By reframing diabetes through the lens of grief and adaptation, the paper challenges healthcare systems to think differently about emotional support. Instead of viewing difficult emotions as problems to “fix,” the authors encourage clinicians and systems to recognize them as natural responses to ongoing change and uncertainty.

That distinction matters.

It can help reduce stigma, create more compassionate clinical conversations, and support care that recognizes the full human experience of living with diabetes, not just its biomedical markers.

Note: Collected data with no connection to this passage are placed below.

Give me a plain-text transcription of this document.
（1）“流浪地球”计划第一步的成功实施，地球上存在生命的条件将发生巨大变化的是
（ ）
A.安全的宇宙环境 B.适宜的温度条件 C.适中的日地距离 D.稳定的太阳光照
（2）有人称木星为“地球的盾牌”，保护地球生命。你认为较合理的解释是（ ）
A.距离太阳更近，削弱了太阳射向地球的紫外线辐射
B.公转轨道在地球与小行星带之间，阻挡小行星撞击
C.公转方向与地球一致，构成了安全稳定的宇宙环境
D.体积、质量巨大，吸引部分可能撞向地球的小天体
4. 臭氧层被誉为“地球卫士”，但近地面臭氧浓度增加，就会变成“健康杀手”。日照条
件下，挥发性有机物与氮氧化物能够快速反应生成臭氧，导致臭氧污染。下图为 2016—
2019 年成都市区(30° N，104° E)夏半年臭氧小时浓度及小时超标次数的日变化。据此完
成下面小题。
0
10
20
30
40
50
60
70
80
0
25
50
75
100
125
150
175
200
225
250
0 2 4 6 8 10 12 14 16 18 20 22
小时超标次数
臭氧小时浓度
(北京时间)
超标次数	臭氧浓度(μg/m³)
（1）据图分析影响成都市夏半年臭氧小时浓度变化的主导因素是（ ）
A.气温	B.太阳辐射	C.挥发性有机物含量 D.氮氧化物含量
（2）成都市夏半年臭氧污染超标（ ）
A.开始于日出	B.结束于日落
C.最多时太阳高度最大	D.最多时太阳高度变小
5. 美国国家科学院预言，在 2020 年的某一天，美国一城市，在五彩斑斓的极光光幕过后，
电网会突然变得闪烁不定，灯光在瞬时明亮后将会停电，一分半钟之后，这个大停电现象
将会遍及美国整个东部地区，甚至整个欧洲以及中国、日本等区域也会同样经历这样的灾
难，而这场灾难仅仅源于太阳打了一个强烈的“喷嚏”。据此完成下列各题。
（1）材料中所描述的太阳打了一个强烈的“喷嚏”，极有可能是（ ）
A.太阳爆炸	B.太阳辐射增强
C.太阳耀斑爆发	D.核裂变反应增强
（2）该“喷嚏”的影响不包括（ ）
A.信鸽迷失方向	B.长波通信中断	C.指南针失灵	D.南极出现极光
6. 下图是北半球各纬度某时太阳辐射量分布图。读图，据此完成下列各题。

The paper also reinforces a growing recognition within diabetes care that emotional well-being is deeply connected to outcomes, engagement, and quality of life. Emotional burden does not sit outside diabetes care; it is part of it.

For Diabetes Action Canada, the work also reflects a broader commitment to patient partnership and person-centred care. The paper draws directly from grief-literate approaches developed within DAC’s patient engagement initiatives, including co-design methods that recognize emotional labour, vulnerability, reflection, and meaning-making as essential parts of collaboration.

Looking ahead

The authors are clear that this work is not about replacing diabetes distress frameworks or introducing another screening tool.

Instead, they are calling for a broader and more compassionate understanding of emotional life with diabetes – one that creates space for conversations about loss, adaptation, uncertainty, and identity alongside traditional clinical care.

That opens important opportunities for diabetes care, implementation, and patient engagement.

A grief-informed perspective could help healthcare professionals better recognize emotional strain that may otherwise go unspoken. It could support more person-centred conversations in routine care, improve how systems respond to burnout and disengagement, and create safer spaces for people to talk openly about what living with diabetes actually feels like over time.

The paper also points toward practical opportunities to embed grief-literate approaches into patient engagement, education, and implementation work, including the kinds of co-design and partnership models that DAC has helped champion nationally.

Ultimately, the authors argue that acknowledging grief is not about pessimism. It is about making room for the full human experience of chronic illness, and creating care systems that respond with greater understanding, dignity, and connection.